Sur les restes de cet humble vaillant, si l’on voulait placer une épitaphe, l’on n’en trouverait pas de plus digne de lui, nous semble-t-il, que ces lignes, tombées de sa plume, tristement — mais si chrétiennement ! — un jour de 1871, lorsqu’au bout d’un voyage de 260 kilomètres dans les glaces, après avoir dépensé ses forces à instruire un camp de la tribu des Esclaves et à les préparer, les uns à leur première communion, tous à la confirmation, il les vit lever soudain leurs tentes et, sourds à ses prières, s’éloigner de lui, la veille même de la cérémonie, à la folle nouvelle jetée par un Indien passant, qu’à deux jours de marche de là l’on croyait avoir vu rôder un certain gibier :

« Le résultat de ce voyage semble se résumer en bien peu de chose… Mais il en est ainsi dans ces déserts dépeuplés du Nord. Nous passons une grande partie de notre temps à courir après quelques âmes, abandonnées, disséminées çà et là, et que l’hérésie cherche à nous ravir. J’espère que le bon Dieu tiendra compte aux missionnaires qui se dévouent dans ce pays, de tous leurs sacrifices, de leurs privations sans nombre et de toutes leurs peines de cœur, en présence de l’ingratitude de leurs ouailles. Notre joie et notre récompense assurément ne sont pas de ce monde. Nous les espérons dans l’autre ! »

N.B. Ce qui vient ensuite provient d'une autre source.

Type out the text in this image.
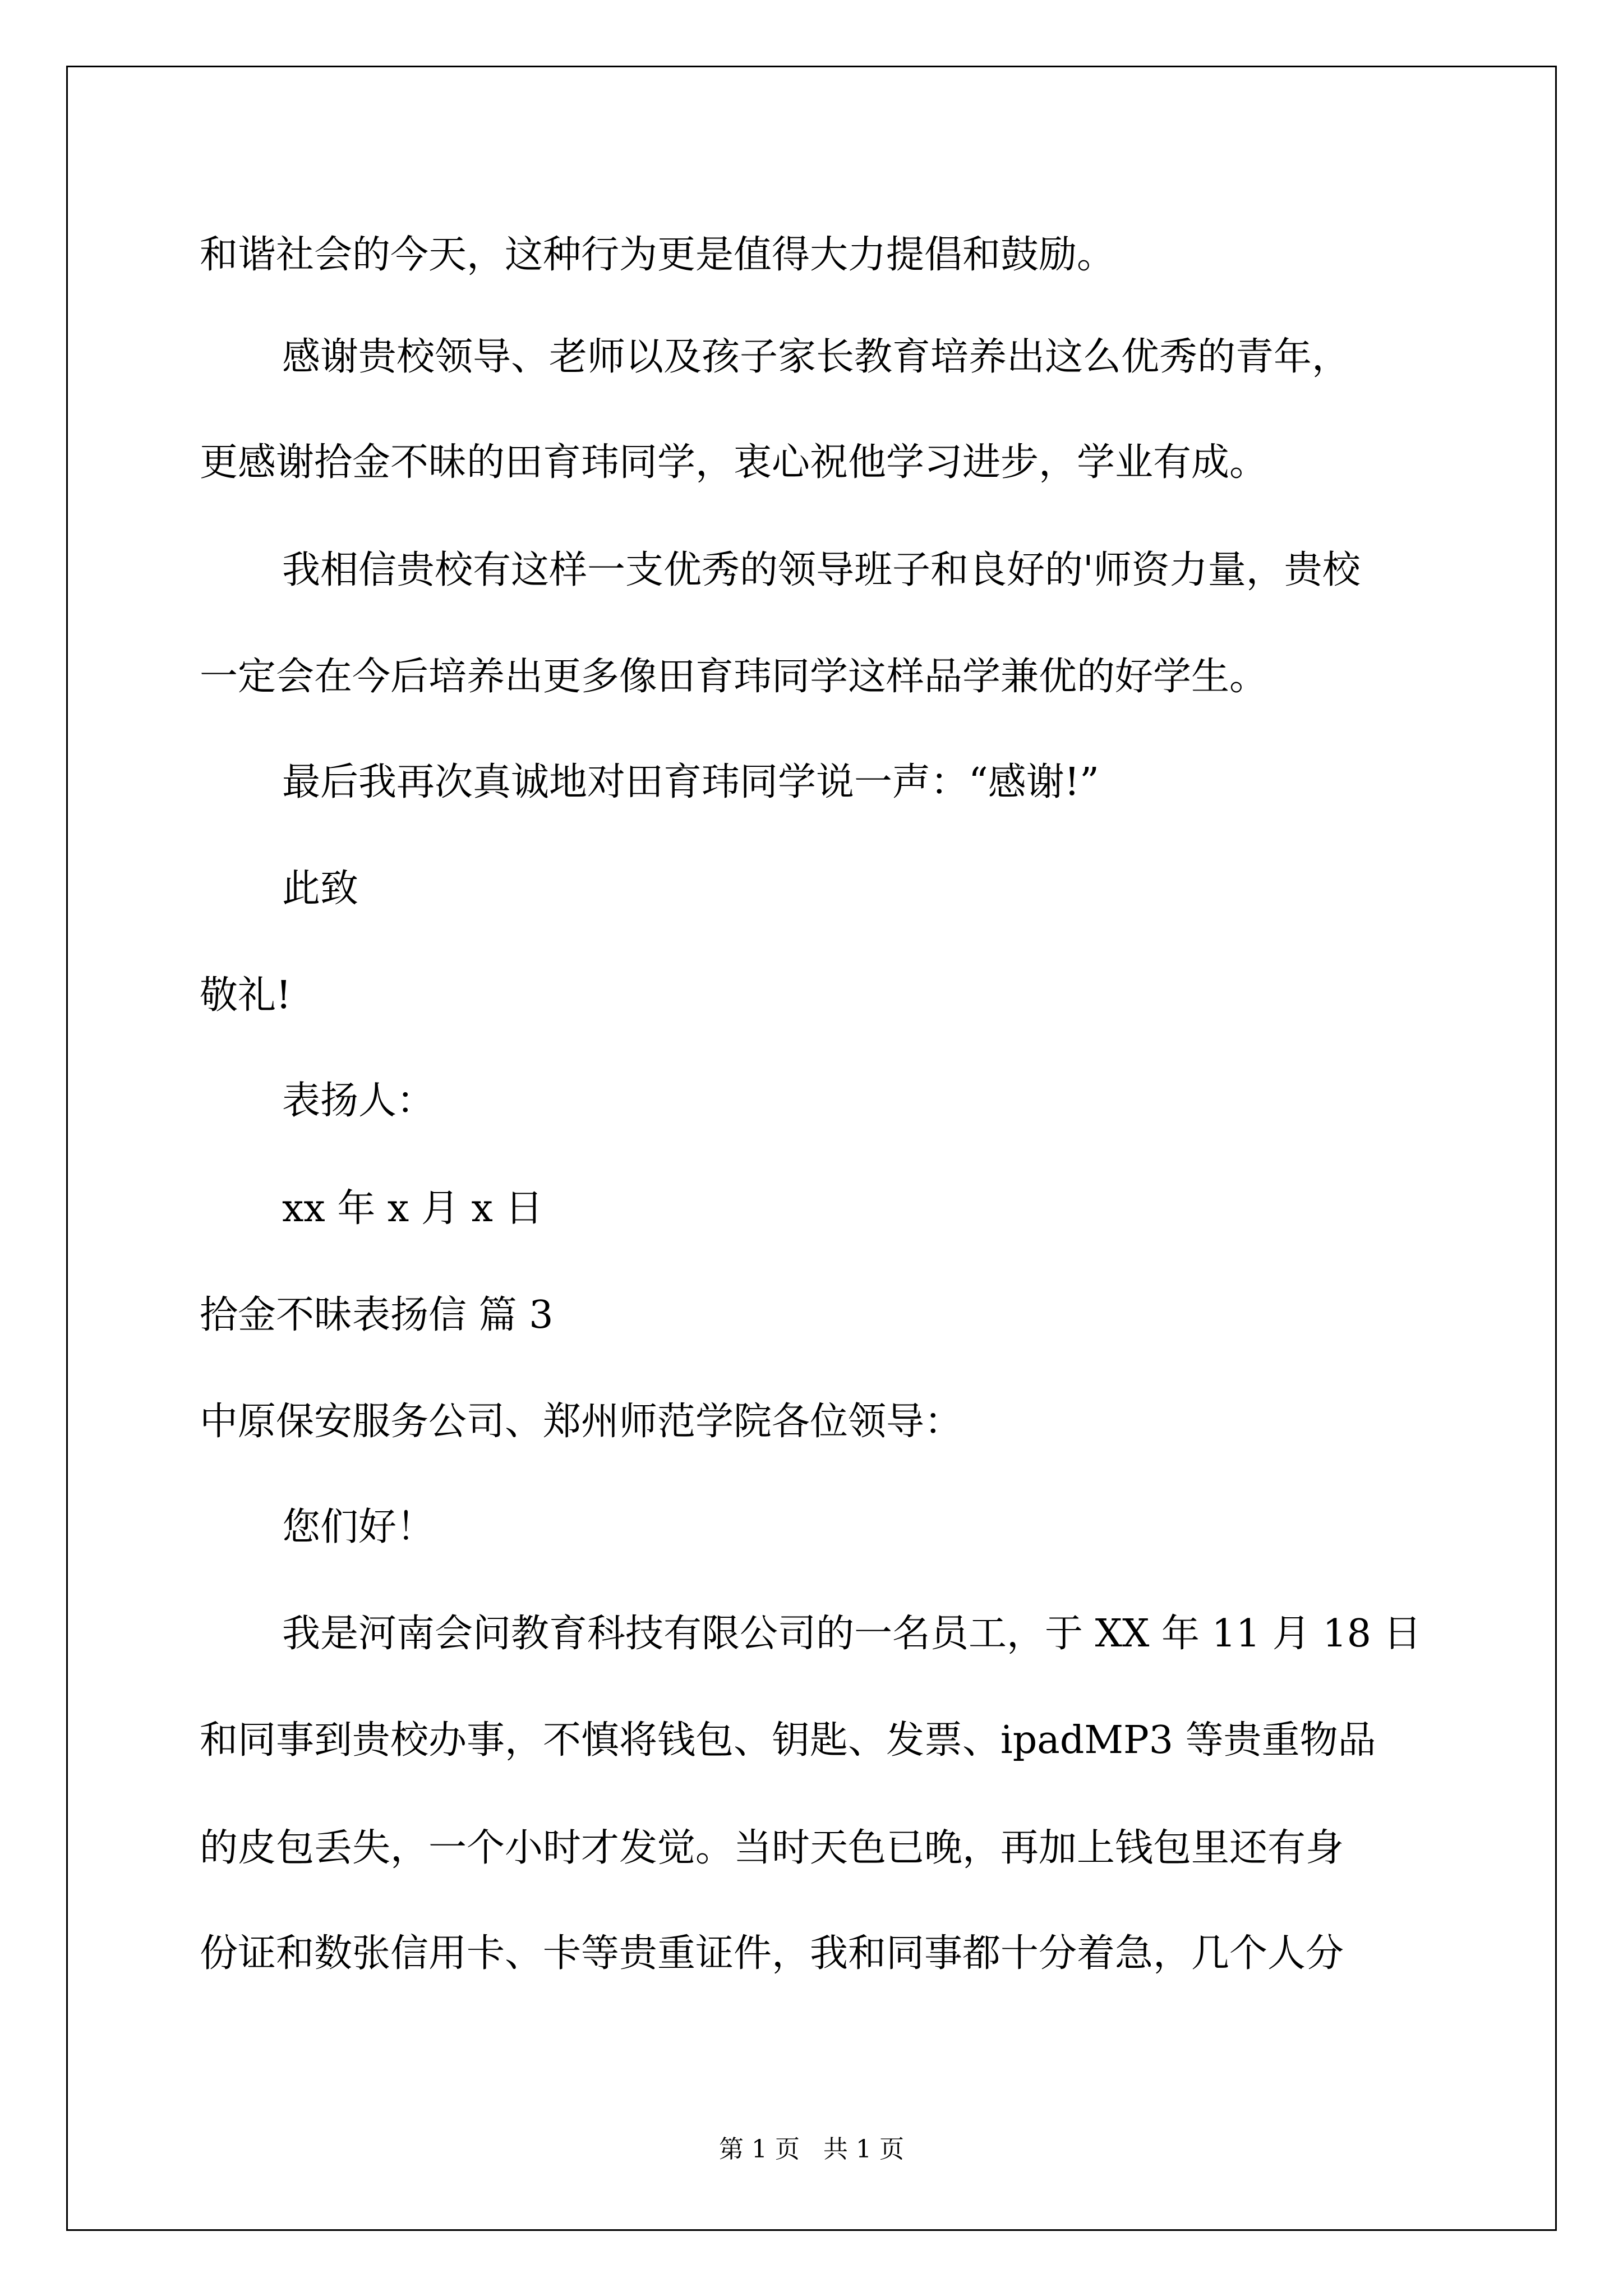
和谐社会的今天，这种行为更是值得大力提倡和鼓励。
感谢贵校领导、老师以及孩子家长教育培养出这么优秀的青年，
更感谢拾金不昧的田育玮同学，衷心祝他学习进步，学业有成。
我相信贵校有这样一支优秀的领导班子和良好的'师资力量，贵校
一定会在今后培养出更多像田育玮同学这样品学兼优的好学生。
最后我再次真诚地对田育玮同学说一声：“感谢!”
此致
敬礼!
表扬人：
xx 年 x 月 x 日
拾金不昧表扬信 篇 3
中原保安服务公司、郑州师范学院各位领导：
您们好！
我是河南会问教育科技有限公司的一名员工，于 XX 年 11 月 18 日
和同事到贵校办事，不慎将钱包、钥匙、发票、ipadMP3 等贵重物品
的皮包丢失，一个小时才发觉。当时天色已晚，再加上钱包里还有身
份证和数张信用卡、卡等贵重证件，我和同事都十分着急，几个人分
第 1 页   共 1 页
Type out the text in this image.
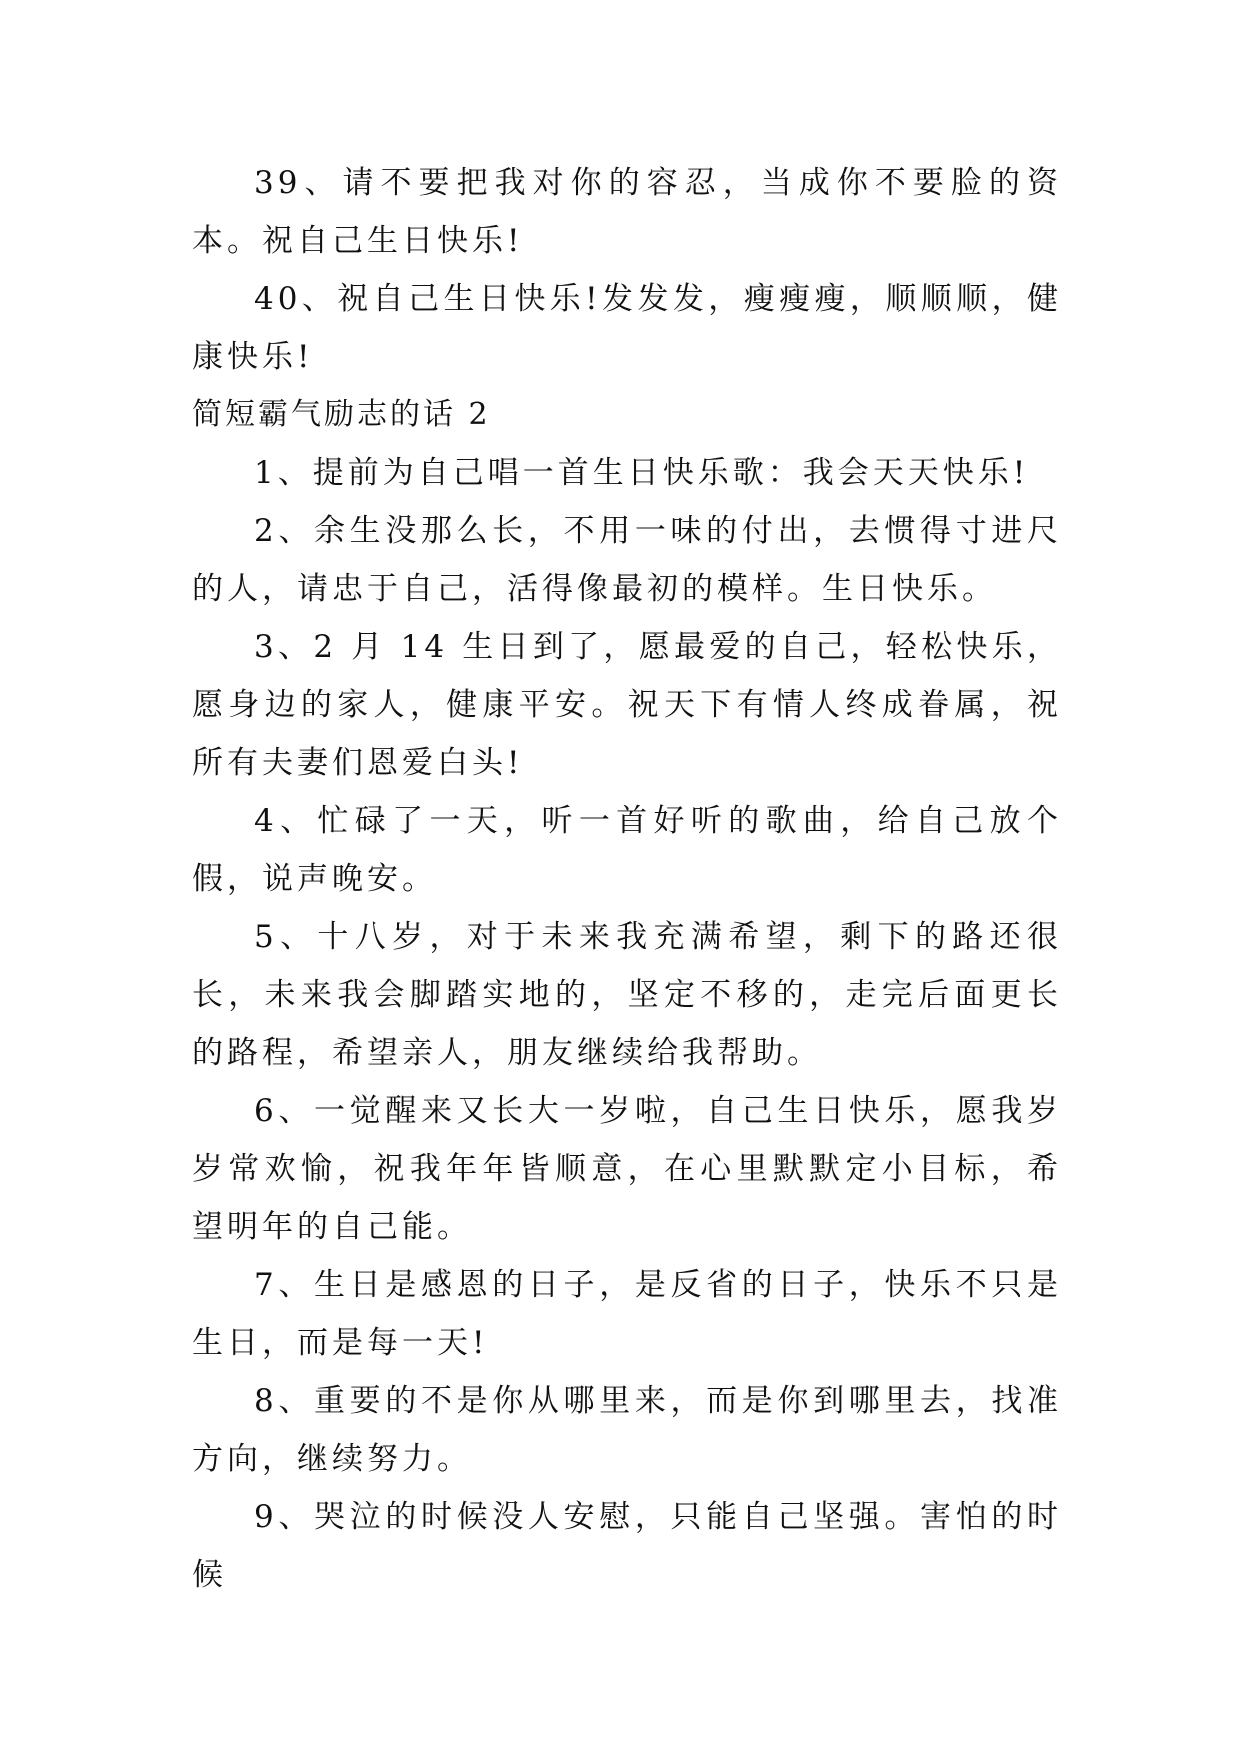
39、请不要把我对你的容忍，当成你不要脸的资本。祝自己生日快乐!

40、祝自己生日快乐!发发发，瘦瘦瘦，顺顺顺，健康快乐!

简短霸气励志的话 2

1、提前为自己唱一首生日快乐歌：我会天天快乐!

2、余生没那么长，不用一味的付出，去惯得寸进尺的人，请忠于自己，活得像最初的模样。生日快乐。

3、2 月 14 生日到了，愿最爱的自己，轻松快乐，愿身边的家人，健康平安。祝天下有情人终成眷属，祝所有夫妻们恩爱白头!

4、忙碌了一天，听一首好听的歌曲，给自己放个假，说声晚安。

5、十八岁，对于未来我充满希望，剩下的路还很长，未来我会脚踏实地的，坚定不移的，走完后面更长的路程，希望亲人，朋友继续给我帮助。

6、一觉醒来又长大一岁啦，自己生日快乐，愿我岁岁常欢愉，祝我年年皆顺意，在心里默默定小目标，希望明年的自己能。

7、生日是感恩的日子，是反省的日子，快乐不只是生日，而是每一天!

8、重要的不是你从哪里来，而是你到哪里去，找准方向，继续努力。

9、哭泣的时候没人安慰，只能自己坚强。害怕的时候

  1. La hampe de cette crosse est encore à la mission de la Nativité, où elle sert de porte-croix aux processions et aux enterrements. La volute est conservée, avec les bulles blanches, dans le trésor du scolasticat de Marie Immaculée, à Edmonton (Alberta).

    Les détails des diverses scènes rapportées ici nous furent donnés, ou confirmés, par le R. P. Tissier, qui aida lui-même Mgr Faraud à tourner la crosse du sacre.

  2. Le Père Roure réside maintenant à la mission du fort Providence. Le Père Ladet passe sa vieillesse vigoureuse à Saint-Alben. Mgr Pascal vient de mourir, évêque de Prince-Albert. Mgr Clut recruta, plus tard, un autre évêque : Mgr Breynat, son compatriote de Valence.
  3. V. Chap. IV.
  4. Il fut découvert, dans la suite, que l’Alaska appartenait à la juridiction de Vancouver. Le Père Lecorre, rappelé par Mgr Faraud, en 1874, revint par San Francisco.

    La consolation et l’honneur, restèrent à Mgr Clut et au Père Lecorre d’avoir contribué au salut de plusieurs âmes et d’avoir été les premiers prêtres catholiques à fouler les terres et les eaux de l’Alaska.

    Le fort Youkon avait déjà reçu les visites, à peu près infructueuses, de deux missionnaires de Good-Hope : celle du Père Séguin, en 1862, et celle du Père Petitot, en 1870.

  5. Si le missionnaire ne peut encore se flatter d’échapper à la vermine, dans les visites qu’il fait aux camps sauvages, il retrouve du moins la tranquillité, avec la propreté, en rentrant chez lui. Les Indiens qui fréquentent la mission sont eux-mêmes de mieux en mieux policés.